There are two aspects to this question:

What are the requirements for correct memory access ?
How can one optimize the throughput of memory accesses ?

To the first item: As the CUDA documentation points out, in order to load and store data correctly, the address of each access must be evenly divisible by the size of the access. For example, an object of type float has a size of four bytes, so it must be accessed at an address that is a multiple of four. If the alignment requirement is violated, data will be read and stored incorrectly, that is, the data becomes garbled.

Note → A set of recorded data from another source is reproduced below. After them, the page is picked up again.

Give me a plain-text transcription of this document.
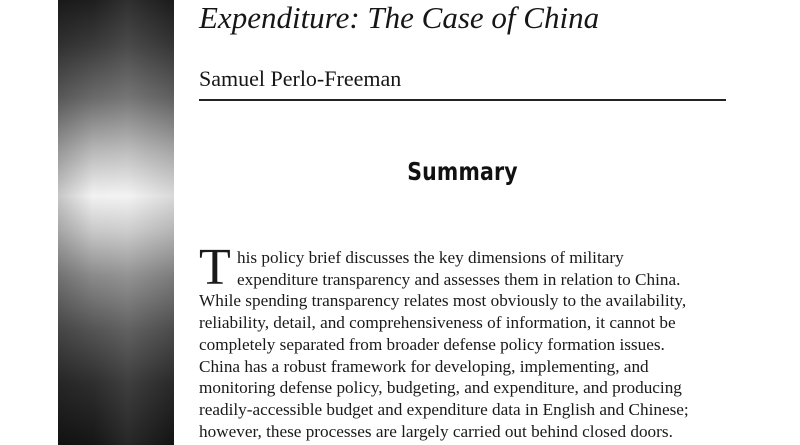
Expenditure: The Case of China
Samuel Perlo-Freeman
Summary
T his policy brief discusses the key dimensions of military
expenditure transparency and assesses them in relation to China.
While spending transparency relates most obviously to the availability,
reliability, detail, and comprehensiveness of information, it cannot be
completely separated from broader defense policy formation issues.
China has a robust framework for developing, implementing, and
monitoring defense policy, budgeting, and expenditure, and producing
readily-accessible budget and expenditure data in English and Chinese;
however, these processes are largely carried out behind closed doors.
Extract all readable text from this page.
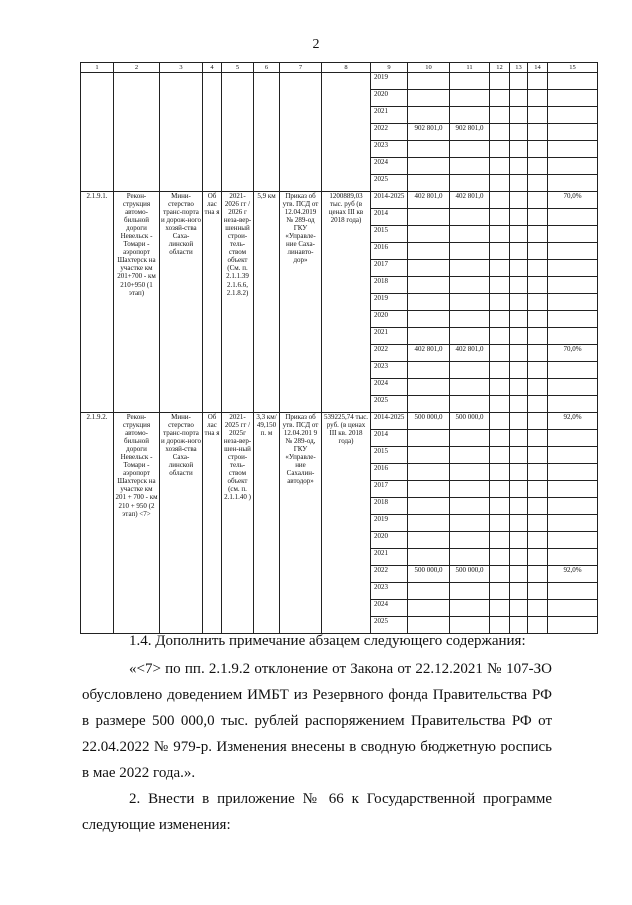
2
1	2	3	4	5	6	7	8	9	10	11	12	13	14	15
								2019						
								2020						
								2021						
								2022	902 801,0	902 801,0				
								2023						
								2024						
								2025						
2.1.9.1.	Рекон-струкция автомо-бильной дороги Невельск - Томари - аэропорт Шахтерск на участке км 201+700 - км 210+950 (1 этап)	Мини-стерство транс-порта и дорож-ного хозяй-ства Саха-линской области	Об лас тна я	2021-2026 гг / 2026 г незa-вер-шенный строи-тель-ством объект (См. п. 2.1.1.39 2.1.6.6, 2.1.8.2)	5,9 км	Приказ об утв. ПСД от 12.04.2019 № 289-од ГКУ «Управле-ние Саха-линавто-дор»	1200889,03 тыс. руб (в ценах III кв 2018 года)	2014-2025	402 801,0	402 801,0				70,0%
								2014						
								2015						
								2016						
								2017						
								2018						
								2019						
								2020						
								2021						
								2022	402 801,0	402 801,0				70,0%
								2023						
								2024						
								2025						
2.1.9.2.	Рекон-струкция автомо-бильной дороги Невельск - Томари - аэропорт Шахтерск на участке км 201 + 700 - км 210 + 950 (2 этап) <7>	Мини-стерство транс-порта и дорож-ного хозяй-ства Саха-линской области	Об лас тна я	2021-2025 гг / 2025г неза-вер-шен-ный строи-тель-ством объект (см. п. 2.1.1.40 )	3,3 км/ 49,150 п. м	Приказ об утв. ПСД от 12.04.201 9 № 289-од, ГКУ «Управле-ние Сахалин-автодор»	539225,74 тыс. руб. (в ценах III кв. 2018 года)	2014-2025	500 000,0	500 000,0				92,0%
								2014						
								2015						
								2016						
								2017						
								2018						
								2019						
								2020						
								2021						
								2022	500 000,0	500 000,0				92,0%
								2023						
								2024						
								2025						
1.4. Дополнить примечание абзацем следующего содержания:
«<7> по пп. 2.1.9.2 отклонение от Закона от 22.12.2021 № 107-ЗО обусловлено доведением ИМБТ из Резервного фонда Правительства РФ в размере 500 000,0 тыс. рублей распоряжением Правительства РФ от 22.04.2022 № 979-р. Изменения внесены в сводную бюджетную роспись в мае 2022 года.».
2. Внести в приложение № 66 к Государственной программе следующие изменения:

For built-in non-compound types, the required alignment is equal to the size of the type, this is called "natural alignment". For user-defined compound types, such as structs, the required alignment is the alignment of the largest component type. This applies to the user-defined float3 type in the question, which has a four-byte alignment requirement as the largest component is of type float. Programmers can increase the required alignment by use of the __align__() attribute. See: How to specify alignment for global device variables in CUDA

For built-in compound types, CUDA requires alignment that is equal to the size of the compound type. For example, objects of types int2 and float2 must be aligned on a 8-byte boundary, while objects of types float4 and double2 must be aligned to a 16-byte boundary.

To the second item: The GPU is able to perform aligned 4-byte, 8-byte, and 16-byte accesses, and in general, the wider each access the higher the overall memory throughput. A vastly simplified view of the GPU hardware is that there are fixed-sized queues inside the hardware that track each memory access. The wider each memory access, the larger the total amount of bytes that can be queued up for transfer, which in turn improves latency tolerance and overall memory throughput.

For this reason I would suggest switching, if possible, from a custom float3 type to the built-in float4 type. The former will cause data to be loaded in chunks of four bytes, while the latter allows data to be loaded in chunks of 16 bytes.